Unique properties stem from nanowires' large surface area-to-volume ratio, very high aspect ratio, and carrier and photon confinement in two dimensions. These nanowires are usually grown by the so-called vapor-liquid-solid mechanism, which relies on a metal nanoparticle to catalyze and seed the growth. An alternative technique to grow the nanowires is by selective area growth technique, where a dielectric mask is first patterned on the substrate prior to growth.
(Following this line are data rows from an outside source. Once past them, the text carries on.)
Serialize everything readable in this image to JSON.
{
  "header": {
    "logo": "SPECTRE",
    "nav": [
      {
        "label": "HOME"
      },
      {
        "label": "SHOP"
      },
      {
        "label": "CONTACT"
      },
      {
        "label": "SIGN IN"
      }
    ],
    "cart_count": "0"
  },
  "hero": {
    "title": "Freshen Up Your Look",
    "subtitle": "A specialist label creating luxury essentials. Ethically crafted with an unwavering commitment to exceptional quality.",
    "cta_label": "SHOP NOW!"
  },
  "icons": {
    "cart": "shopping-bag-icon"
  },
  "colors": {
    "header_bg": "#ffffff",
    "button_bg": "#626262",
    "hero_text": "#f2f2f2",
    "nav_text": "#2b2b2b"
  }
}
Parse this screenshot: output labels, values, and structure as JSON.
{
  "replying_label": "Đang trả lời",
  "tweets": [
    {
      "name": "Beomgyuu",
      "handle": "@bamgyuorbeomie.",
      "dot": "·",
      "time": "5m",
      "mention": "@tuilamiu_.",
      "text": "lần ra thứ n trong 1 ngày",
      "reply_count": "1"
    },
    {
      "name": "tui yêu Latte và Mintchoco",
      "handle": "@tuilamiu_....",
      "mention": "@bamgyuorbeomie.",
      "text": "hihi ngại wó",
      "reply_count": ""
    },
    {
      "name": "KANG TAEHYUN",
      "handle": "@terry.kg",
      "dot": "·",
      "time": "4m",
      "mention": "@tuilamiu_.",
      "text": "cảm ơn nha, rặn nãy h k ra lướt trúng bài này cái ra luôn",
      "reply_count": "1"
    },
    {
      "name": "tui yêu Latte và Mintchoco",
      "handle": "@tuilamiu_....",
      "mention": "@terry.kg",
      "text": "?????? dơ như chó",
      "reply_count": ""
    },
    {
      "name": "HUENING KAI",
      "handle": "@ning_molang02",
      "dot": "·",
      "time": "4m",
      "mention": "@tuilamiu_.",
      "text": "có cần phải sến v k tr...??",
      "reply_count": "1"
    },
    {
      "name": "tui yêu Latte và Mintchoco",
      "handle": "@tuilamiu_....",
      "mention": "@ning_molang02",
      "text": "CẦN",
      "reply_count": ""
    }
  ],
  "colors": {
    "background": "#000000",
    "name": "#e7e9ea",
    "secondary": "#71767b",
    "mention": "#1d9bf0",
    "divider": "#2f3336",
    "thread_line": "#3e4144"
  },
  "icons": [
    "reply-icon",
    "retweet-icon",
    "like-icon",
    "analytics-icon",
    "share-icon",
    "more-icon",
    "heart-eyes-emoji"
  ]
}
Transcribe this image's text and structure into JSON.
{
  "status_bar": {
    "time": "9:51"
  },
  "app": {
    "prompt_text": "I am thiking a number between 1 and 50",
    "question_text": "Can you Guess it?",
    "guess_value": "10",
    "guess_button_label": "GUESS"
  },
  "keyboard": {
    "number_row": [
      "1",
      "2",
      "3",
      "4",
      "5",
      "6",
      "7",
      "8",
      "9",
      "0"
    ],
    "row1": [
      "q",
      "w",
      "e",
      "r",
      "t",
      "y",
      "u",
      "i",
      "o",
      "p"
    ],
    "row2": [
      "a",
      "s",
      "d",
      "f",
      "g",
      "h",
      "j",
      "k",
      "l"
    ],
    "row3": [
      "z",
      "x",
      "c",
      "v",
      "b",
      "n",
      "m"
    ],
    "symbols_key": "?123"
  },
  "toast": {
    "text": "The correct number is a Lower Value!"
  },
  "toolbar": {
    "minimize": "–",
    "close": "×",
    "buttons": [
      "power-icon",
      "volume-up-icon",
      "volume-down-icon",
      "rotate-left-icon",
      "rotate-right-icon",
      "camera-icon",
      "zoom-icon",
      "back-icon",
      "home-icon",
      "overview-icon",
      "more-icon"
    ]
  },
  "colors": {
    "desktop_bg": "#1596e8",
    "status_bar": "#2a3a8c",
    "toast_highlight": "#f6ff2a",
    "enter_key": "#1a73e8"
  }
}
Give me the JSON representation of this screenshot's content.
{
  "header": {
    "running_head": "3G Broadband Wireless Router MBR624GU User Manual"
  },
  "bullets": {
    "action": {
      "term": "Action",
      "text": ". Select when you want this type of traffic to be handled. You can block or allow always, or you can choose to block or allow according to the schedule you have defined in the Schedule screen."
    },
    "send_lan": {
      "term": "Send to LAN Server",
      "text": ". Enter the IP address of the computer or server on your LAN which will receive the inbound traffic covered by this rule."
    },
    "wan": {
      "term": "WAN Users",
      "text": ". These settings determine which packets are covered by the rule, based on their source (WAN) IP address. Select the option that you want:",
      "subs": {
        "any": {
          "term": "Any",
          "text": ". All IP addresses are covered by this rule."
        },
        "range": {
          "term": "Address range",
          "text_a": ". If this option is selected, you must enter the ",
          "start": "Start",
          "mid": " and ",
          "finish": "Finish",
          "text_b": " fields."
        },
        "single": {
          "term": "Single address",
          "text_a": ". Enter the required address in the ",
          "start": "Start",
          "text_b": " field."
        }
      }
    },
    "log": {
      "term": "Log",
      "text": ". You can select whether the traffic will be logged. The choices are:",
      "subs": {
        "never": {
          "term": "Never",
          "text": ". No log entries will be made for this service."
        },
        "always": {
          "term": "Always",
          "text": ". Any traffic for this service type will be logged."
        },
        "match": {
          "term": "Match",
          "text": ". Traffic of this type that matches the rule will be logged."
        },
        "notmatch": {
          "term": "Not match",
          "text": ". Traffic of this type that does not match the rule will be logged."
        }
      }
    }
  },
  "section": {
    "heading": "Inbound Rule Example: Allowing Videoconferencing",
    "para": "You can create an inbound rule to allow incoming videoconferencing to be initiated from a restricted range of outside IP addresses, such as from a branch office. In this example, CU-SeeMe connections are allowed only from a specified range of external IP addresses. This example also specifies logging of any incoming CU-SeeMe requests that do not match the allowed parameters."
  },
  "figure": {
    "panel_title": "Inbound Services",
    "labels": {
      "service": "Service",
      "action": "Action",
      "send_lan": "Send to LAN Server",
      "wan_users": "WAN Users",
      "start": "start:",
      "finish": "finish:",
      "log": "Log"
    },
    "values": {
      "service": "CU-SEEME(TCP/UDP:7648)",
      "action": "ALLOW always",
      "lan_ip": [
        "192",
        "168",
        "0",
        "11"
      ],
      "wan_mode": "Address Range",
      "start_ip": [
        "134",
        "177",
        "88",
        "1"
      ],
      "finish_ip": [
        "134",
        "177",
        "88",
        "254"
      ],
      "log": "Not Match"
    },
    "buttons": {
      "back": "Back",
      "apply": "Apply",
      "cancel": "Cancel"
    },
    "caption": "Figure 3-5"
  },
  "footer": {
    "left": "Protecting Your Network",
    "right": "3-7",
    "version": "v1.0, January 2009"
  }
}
In this talk, I will present an overview of compound semiconductor nanowire research activities at The Australian National University. The optical and structural properties of binary and ternary III-V nanowires including GaAs, InGaAs, InP and GaAsSb nanowires grown by metal-organic vapour phase epitaxy will be presented. Various issues such as tapering of the nanowires, compositional non-uniformity along nanowires, crystal structure, carrier lifetime and polarization effect will be discussed. I will also present our results of III-V nanowires grown on Si substrates which are of great interest for the integration of nano-optoelectronic devices on Si platforms. Our results of enhancing the quantum efficiency of nanowires by using plasmonics are promising to improve the performance of nanowire devices.
Finally, the results from our nanowire lasers, photodetectors, solar cells and photoelectrodes for water splitting will be presented.
Read More: here and here
Professor Hoe Tan is Head of the Department of Electronic Materials Engineering at the Research School of Physics and Engineering, The Australian National University.
He has published over 350 journal papers and holds 4 US patents related to laser diodes and infrared photodetectors. His research interests include epitaxial growth of low-dimensional compound semiconductors, nanostructured optoelectronic devices and ion-implantation processing of compound semiconductors for optoelectronic device applications.
Prof. Tan is a Distinguished Lecturer for IEEE Nanotechnology Council (2016) and IEEE Photonics Society (2016-2017).